The ethical debate about when a person “becomes” a person has been well-covered elsewhere by smarter and more well-spoken individuals than me, but I can tell you what I know: If abortion on demand were really a morally acceptable thing to do, then we would not be wrong to say that it would have been better if my foster daughter would never have been born. But that’s a lie. It is wrong to say that. Clearly, my foster child enjoys being alive, despite all that she’s been through. I can easily tell you it wouldn’t have been better for me or for Andrea or even our son Liam, who has a new best friend. I could also say with confidence that even her biological mother would tell you (on a sober day) that her daughter is a blessing.
Was she born into a world that she never should have had to deal with? Yes. Did she experience things no child should experience? Absolutely! But snuffing out those bad experiences before they begin means stopping a beating heart and closing the door on good, redemptive experiences to come. It means that she would have never come to us and never learned what a loving and stable environment is. She would never have had a ridiculously happy foster brother to play with every day to help her learn how to have fun and feel safe in a strange place. She would never have had an amazing foster mom that would work with her day and night to help her cope with the trauma she’s been through. She would never have had me for a Papa, and I wouldn’t have been able to hold her sweet hands in mine and sing songs with her at bedtime.
You see, life (and that’s what we’re talking about–life) is full of good and bad experiences. That’s part of the gospel story itself, isn’t it? Jesus said, “In the world you will have tribulation. But take heart; I have overcome the world.” I believe him. This world is broken, and all the evil that we will see inflicted upon children inside or outside of the womb is endemic of that fact. Yet it is also being redeemed every day. Those of us that believe the gospel believe that evidence of God’s grace is all around us. And more importantly, we believe that these things, these good and bad experiences have a sanctifying purpose. So, even if we believe that all these children taken before they can even breathe their first breath go straight to heaven, that’s no great comfort because they are missing out on life!
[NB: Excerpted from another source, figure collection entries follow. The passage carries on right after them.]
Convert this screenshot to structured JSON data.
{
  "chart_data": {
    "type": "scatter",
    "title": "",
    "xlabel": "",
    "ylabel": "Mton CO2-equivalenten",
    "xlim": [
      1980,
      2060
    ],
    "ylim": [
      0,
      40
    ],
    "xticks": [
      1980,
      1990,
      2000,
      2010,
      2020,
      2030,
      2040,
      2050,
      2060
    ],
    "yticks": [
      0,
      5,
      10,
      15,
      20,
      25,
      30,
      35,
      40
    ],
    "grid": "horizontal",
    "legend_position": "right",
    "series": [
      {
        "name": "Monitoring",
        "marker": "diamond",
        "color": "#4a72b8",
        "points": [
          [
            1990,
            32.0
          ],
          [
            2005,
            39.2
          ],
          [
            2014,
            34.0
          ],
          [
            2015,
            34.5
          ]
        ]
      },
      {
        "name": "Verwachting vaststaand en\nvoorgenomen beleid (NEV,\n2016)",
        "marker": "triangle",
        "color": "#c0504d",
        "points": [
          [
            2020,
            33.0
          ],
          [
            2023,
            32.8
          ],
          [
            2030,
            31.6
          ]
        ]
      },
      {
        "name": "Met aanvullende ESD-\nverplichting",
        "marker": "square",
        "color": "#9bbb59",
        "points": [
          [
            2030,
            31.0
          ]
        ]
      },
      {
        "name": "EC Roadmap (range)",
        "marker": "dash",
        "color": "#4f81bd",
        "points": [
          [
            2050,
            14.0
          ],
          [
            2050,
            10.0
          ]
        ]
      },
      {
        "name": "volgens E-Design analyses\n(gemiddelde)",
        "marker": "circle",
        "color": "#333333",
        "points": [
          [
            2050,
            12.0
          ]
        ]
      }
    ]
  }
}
My favorite songwriter, Andrew Peterson, put it perfectly (as is his way) when he said,
“And when the world is new again
And the children of the King
Are ancient in their youth again
Maybe it’s a better thing
A better thing
To be more than merely innocent
But to be broken then redeemed by love
Maybe this old world is bent
But it’s waking up
And I’m waking up”
That’s what I believe. I believe what Christ said in Revelation 21:5–He is making all things new.
In the face of the horror of life being taken before it’s even begun, I can weep. I can pray. I can feel sick. I can call my congressman.
I can also love a little girl who deserves to be here and deserves to be loved. Because maybe this old world is bent, but it’s waking up, and I’m waking up.